India's rupee gained on Thursday against the US dollar, buoyed by persistent gains in domestic shares and firm trend across other Asian peers, and is headed for its second successive weekly rise.
The partially-convertible Indian currency was last trading at 46.5750 to the dollar after touching a high of 46.5050 and a low of 46.6050/61. It had opened at 46.5650 compared to the previous close of 46.64.
The rupee gained 0.5% last week.
Overseas capital inflows remain healthy, fueled by India's robust economic fundamentals but further gains may be limited as some dollar demand is expected from importers.

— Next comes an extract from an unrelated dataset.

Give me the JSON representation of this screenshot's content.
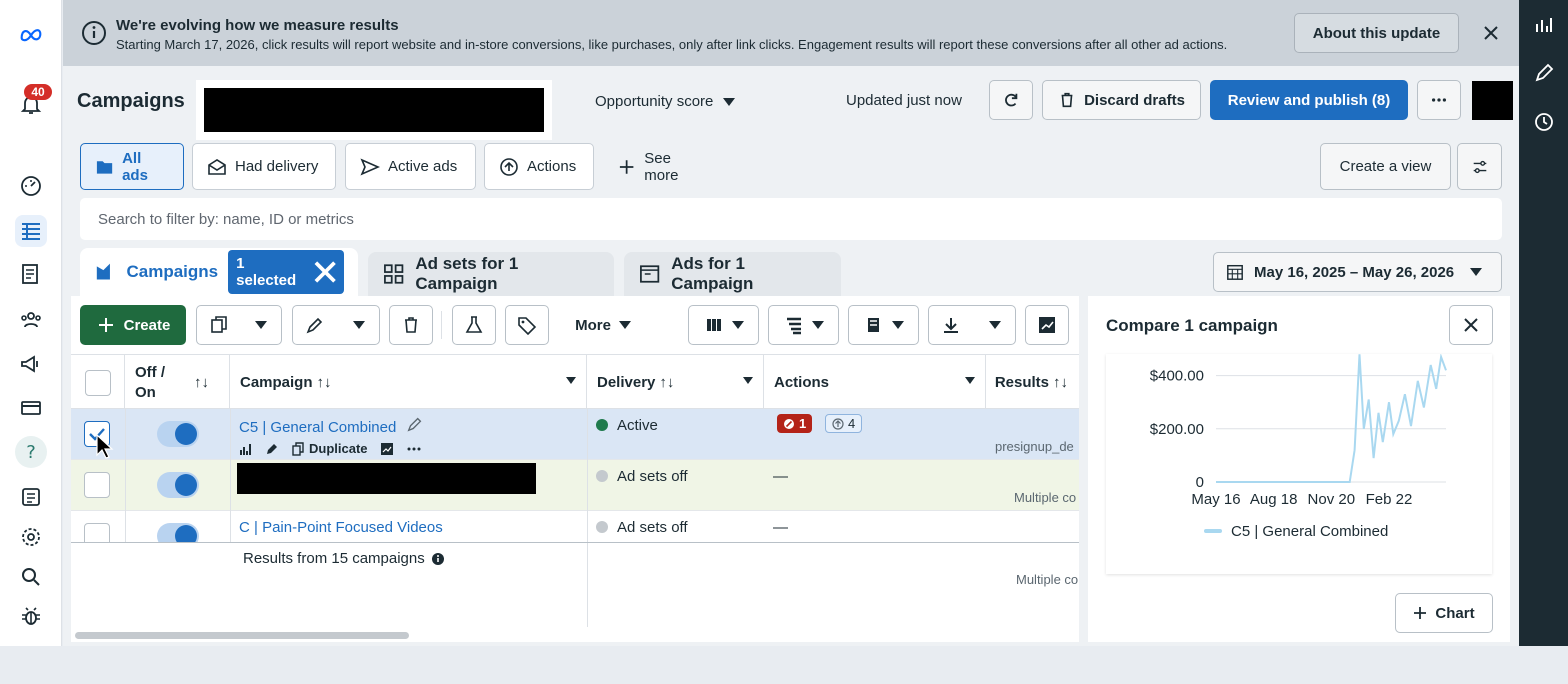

The FIIs have already poured in US$13.4bn into Indian stocks this year on top of the more than US$17bn invested last year.
The BSE Sensex is up today for a fourth day and touched the highest level since February 2008. It was last trading at 18,750, up 83 points or 0.45% from the previous close. It earlier touched a high of 18,797 after opening at day's low of 18,669.
Asia’s third-largest economy expanded by 8.8% in the April to June quarter, the most since 2007, a government report showed on Aug. 31.
Meanwhile, the euro declined versus the dollar and the yen on speculation that European banks will struggle to raise funds amid signs that the economic recovery in the 16-nation region is slowing.
Europe’s currency weakened versus 15 of its 16 major counterparts after reports quoted European Central Bank Executive Board member Juergen Stark as saying that German banks need more capital.
Australia’s dollar rose to a four-month high against the US counterpart after a report showed today that the South Pacific nation added more jobs in August than economists forecast.